Understanding Salina Regional and Blue Cross' continued negotiations over rates

The Salina Regional Medical Center at 400 South Santa Fe Avenue. Salina Regional has publicly announced it entered negotiations with Blue Cross Blue Shield of Kansas.
The Salina Regional Medical Center at 400 South Santa Fe Avenue. Salina Regional has publicly announced it entered negotiations with Blue Cross Blue Shield of Kansas.

At the end of April, Salina Regional Health and Blue Cross Blue Shield of Kansas publicly announced that the hospital and insurance company began negotiating rates paid to the hospital for care services.

The announcement came via public addresses from both entities and messaging in a system-wide email to staff at Salina Regional. Both Salina Regional and Blue Cross have created their own webpages dedicated to the issue and their claims about payment rates for care.

More about the negotiations: Blue Cross Blue Shield, Salina Regional Health begin battle over payment rates

Here are some brief key points of why such negotiations happen, what they mean and why this one is different.

What are hospital/insurance company negotiations and why do they happen?

On an annual basis, insurers work with hospitals to outline payment rates for the care they provide. Hospitals must come to an agreement by a given deadline or contracts expire and they become an out-of-network provider.

Hospital reimbursement is based on many factors including specialty services offered, patient volume and patient complexity, among other factors.

The process of agreeing on payment rates typically takes place privately, between providers and insurers. But Salina Regional and Blue Cross have taken the negotiating process public.

What are each party's claims and arguments?

Salina Regional

Salina Regional claims Blue Cross paid comparable health systems in the state up to 50% higher rates than it paid Salina Regional, and possibly other providers, for at least two years.
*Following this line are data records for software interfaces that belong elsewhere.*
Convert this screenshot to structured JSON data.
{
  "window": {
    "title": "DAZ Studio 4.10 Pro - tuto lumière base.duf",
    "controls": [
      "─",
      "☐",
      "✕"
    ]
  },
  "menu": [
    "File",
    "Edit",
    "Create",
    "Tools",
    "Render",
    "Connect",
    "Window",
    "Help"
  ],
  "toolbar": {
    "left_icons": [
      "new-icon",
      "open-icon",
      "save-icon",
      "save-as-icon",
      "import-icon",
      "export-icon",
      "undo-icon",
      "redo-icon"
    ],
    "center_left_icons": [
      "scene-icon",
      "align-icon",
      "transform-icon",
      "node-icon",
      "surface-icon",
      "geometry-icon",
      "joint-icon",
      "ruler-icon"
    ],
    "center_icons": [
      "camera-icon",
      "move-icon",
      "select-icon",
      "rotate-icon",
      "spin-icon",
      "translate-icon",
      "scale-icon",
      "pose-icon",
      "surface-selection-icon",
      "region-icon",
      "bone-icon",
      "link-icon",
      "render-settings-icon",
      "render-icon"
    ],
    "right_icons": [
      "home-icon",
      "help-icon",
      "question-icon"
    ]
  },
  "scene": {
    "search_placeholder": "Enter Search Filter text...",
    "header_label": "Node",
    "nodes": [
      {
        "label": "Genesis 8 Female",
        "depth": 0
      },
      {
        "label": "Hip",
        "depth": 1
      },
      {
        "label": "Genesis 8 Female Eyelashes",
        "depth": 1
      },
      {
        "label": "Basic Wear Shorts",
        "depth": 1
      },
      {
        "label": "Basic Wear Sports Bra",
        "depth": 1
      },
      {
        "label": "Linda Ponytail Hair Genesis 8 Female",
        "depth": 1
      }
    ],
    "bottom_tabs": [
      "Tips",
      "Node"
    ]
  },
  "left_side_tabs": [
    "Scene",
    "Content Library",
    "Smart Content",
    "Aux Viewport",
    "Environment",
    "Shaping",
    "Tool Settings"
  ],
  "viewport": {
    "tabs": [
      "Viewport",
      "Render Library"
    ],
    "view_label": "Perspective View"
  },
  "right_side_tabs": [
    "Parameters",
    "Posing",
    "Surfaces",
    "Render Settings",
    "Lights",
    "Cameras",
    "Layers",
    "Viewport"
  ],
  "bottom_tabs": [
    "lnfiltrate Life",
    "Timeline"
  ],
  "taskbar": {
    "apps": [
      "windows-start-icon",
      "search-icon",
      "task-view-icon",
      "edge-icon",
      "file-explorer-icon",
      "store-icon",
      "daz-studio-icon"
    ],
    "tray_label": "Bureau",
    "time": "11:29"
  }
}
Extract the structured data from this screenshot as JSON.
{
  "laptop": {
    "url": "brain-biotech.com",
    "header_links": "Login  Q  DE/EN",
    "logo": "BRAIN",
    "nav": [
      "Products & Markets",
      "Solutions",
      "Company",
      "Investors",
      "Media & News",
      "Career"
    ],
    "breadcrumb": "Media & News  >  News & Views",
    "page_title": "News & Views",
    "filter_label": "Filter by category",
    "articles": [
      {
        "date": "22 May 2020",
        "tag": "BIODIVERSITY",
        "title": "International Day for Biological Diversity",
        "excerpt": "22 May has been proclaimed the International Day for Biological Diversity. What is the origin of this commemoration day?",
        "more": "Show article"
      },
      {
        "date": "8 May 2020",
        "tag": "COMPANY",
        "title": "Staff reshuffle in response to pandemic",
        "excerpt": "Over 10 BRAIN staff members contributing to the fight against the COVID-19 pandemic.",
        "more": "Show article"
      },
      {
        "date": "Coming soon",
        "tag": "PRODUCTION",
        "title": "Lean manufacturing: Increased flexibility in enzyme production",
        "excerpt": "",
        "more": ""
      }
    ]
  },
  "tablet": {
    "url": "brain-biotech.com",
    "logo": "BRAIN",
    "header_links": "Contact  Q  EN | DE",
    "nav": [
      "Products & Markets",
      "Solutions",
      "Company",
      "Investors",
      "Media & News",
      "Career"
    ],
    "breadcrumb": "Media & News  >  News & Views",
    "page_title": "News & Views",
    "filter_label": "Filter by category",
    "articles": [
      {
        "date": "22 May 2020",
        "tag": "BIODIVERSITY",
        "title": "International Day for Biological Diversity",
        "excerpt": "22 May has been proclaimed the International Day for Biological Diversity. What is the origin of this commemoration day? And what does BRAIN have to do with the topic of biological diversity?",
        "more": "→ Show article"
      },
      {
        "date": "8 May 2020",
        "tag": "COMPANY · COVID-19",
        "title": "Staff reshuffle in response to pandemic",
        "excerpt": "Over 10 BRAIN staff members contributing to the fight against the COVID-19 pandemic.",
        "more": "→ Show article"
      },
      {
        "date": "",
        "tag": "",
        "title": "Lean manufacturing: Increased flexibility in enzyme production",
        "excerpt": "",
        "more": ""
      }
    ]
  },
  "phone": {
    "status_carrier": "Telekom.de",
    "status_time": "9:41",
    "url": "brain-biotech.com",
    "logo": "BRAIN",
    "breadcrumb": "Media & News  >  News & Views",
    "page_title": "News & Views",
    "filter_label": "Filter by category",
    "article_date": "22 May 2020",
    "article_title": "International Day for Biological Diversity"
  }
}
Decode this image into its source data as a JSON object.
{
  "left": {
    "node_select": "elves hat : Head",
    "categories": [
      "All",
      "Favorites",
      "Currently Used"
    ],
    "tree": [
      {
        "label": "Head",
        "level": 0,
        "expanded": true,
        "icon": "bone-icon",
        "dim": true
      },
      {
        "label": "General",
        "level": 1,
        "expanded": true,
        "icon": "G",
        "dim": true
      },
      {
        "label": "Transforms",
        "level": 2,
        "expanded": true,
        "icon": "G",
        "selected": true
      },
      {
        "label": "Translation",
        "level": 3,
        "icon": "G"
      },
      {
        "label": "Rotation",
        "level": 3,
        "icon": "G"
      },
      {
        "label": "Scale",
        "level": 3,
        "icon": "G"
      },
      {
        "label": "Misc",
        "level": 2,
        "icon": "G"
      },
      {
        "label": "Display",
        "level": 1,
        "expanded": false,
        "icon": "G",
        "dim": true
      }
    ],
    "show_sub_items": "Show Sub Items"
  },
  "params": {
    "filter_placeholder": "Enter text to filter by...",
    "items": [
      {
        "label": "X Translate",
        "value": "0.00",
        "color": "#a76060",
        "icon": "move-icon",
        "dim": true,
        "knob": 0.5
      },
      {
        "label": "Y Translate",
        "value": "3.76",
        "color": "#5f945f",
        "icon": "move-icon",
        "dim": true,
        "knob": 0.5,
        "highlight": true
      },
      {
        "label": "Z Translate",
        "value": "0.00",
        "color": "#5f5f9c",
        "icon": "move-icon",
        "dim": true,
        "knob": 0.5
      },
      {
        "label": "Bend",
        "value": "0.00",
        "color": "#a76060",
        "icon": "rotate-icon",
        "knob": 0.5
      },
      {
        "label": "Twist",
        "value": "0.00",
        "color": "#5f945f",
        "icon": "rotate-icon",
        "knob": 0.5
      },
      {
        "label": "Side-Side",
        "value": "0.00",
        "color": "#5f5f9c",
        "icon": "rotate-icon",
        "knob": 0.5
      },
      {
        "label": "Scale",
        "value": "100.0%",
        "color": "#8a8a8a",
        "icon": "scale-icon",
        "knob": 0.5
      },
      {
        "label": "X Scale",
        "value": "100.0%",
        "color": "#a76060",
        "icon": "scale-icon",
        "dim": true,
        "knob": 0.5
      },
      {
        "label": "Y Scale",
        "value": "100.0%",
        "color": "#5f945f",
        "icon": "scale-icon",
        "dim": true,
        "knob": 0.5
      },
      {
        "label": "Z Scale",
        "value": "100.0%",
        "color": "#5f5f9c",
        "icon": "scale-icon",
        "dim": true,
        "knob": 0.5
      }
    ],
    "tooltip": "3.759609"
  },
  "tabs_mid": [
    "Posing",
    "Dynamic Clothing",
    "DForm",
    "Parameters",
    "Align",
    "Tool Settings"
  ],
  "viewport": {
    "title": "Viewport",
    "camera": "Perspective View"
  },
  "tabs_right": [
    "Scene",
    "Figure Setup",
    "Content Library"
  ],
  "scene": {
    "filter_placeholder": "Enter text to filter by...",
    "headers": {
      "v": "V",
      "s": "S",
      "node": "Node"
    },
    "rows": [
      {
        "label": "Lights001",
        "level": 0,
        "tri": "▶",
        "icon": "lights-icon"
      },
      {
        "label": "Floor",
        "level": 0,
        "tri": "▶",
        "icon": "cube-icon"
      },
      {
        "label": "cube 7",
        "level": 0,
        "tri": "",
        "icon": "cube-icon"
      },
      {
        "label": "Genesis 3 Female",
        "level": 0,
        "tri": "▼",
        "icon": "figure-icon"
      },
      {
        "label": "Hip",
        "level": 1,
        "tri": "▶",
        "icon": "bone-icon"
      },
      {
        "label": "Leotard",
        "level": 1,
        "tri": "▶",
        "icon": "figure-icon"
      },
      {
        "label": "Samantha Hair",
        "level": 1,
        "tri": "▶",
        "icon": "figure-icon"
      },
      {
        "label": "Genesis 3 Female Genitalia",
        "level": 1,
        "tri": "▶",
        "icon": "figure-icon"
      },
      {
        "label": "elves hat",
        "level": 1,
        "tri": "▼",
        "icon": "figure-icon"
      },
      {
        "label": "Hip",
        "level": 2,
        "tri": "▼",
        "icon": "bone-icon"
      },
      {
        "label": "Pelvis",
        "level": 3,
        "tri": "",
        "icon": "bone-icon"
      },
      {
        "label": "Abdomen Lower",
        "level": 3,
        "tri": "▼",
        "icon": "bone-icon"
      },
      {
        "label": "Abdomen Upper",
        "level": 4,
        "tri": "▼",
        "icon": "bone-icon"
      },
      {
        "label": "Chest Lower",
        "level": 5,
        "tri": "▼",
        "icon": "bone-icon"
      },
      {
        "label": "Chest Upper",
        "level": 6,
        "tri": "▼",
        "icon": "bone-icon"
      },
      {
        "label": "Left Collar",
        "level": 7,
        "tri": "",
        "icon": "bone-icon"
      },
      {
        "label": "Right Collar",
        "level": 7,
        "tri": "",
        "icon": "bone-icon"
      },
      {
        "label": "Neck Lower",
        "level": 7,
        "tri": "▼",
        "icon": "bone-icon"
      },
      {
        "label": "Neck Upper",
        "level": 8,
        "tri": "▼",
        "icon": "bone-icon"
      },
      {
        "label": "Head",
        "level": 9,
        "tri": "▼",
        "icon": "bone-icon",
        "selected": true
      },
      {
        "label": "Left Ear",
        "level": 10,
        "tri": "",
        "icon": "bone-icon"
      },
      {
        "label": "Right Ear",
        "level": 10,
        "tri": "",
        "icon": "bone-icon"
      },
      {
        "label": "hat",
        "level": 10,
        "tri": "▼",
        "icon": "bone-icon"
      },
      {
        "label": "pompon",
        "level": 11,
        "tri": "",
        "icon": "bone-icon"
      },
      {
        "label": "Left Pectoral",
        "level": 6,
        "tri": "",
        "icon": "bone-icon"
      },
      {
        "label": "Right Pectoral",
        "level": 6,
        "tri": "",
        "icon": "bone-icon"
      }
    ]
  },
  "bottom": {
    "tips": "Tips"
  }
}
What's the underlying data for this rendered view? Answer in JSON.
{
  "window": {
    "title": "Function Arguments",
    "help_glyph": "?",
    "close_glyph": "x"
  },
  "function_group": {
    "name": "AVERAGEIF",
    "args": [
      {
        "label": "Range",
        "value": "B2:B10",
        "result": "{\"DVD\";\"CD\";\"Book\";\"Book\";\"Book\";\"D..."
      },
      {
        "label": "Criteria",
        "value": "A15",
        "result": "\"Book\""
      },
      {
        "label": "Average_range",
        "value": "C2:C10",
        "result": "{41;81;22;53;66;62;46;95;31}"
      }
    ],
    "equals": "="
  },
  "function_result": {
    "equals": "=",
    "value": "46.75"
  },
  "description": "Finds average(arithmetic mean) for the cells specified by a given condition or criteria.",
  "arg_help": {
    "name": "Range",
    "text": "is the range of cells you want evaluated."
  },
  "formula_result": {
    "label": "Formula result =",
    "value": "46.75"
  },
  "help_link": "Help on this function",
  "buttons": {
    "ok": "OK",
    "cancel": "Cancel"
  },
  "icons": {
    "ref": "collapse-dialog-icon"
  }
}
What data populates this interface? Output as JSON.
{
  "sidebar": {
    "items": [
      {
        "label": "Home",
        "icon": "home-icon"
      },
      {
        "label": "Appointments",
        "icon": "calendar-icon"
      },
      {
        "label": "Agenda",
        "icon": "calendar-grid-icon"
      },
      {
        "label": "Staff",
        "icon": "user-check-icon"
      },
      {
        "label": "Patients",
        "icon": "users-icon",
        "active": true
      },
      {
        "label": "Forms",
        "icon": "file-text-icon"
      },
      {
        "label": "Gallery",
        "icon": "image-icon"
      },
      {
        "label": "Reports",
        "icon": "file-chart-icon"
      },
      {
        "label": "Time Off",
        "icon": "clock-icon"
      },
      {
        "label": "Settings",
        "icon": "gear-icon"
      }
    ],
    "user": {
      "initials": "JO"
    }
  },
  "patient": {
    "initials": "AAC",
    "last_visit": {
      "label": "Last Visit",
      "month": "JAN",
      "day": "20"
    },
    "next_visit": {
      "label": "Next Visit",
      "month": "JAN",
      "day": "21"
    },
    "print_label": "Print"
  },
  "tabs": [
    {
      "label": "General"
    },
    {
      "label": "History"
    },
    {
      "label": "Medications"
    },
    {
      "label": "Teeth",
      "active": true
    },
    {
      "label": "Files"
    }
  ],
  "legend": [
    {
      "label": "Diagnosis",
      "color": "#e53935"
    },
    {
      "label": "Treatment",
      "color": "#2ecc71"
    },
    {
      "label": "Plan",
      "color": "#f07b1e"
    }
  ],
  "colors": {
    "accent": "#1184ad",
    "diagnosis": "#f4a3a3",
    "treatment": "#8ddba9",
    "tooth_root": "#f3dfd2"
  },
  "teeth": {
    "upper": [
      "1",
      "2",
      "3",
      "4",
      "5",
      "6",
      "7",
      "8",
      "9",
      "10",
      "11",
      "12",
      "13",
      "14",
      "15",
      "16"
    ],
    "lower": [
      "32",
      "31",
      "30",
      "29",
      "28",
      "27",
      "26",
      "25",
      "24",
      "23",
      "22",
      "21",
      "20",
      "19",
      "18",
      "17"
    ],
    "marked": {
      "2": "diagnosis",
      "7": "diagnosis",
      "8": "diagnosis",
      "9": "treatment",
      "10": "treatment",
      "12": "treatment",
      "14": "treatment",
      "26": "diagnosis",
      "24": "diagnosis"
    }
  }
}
The hospital's webpage about the issue also claims Blue Cross could pay Salina Regional more without raising premiums for its members, citing the insurance company's profits shown on an annual report from 2018.

Blue Cross Blue Shield of Kansas

The insurance company holds that Salina Regional is not paid 50% less than its competitors and that the health system is paid the same as hospitals of similar size.

The insurance company says that current demands from Salina Regional are not a fair ask, and that paying Salina Regional more would mean its members paying more, too.

What is the publicly available pricing transparency Salina Regional mentions?

In 2021, the federal government ordered hospitals to begin publishing a machine-readable standard charges file for their items and services, including the prices they negotiate with private insurers and the actual price of 300 shoppable services.

But most hospitals have not yet posted the data. Only 25% of hospitals are fully complying with price transparency rules, according to Patient Rights Advocate. And when they have, it's not consumer friendly.

The pricing transparency Salina Regional cites can be found on hospital websites in convoluted files that contain thousands of cells and entry points, making it difficult for the public to compare them accurately.

How do the current negotiations between Salina Regional and Blue Cross affect the general public?

The battle between Salina Regional and Blue Cross has already thrust the public, members of Blue Cross of Kansas, into the center of the debate in its early stages. The importance of high-quality medical care close to home, and overall affordability of care for members, is leveraged by both parties.

But even with growing tensions, both sides have stated they want to come to an agreement. As negotiations continue, members can still receive in-network care at Salina Regional. The current contract between Blue Cross of Kansas and Salina Regional ends this year on Dec. 31.

This is a developing story. The Salina Journal will provide more coverage as negotiations continue and more information, including rates paid to competing hospitals, comes available.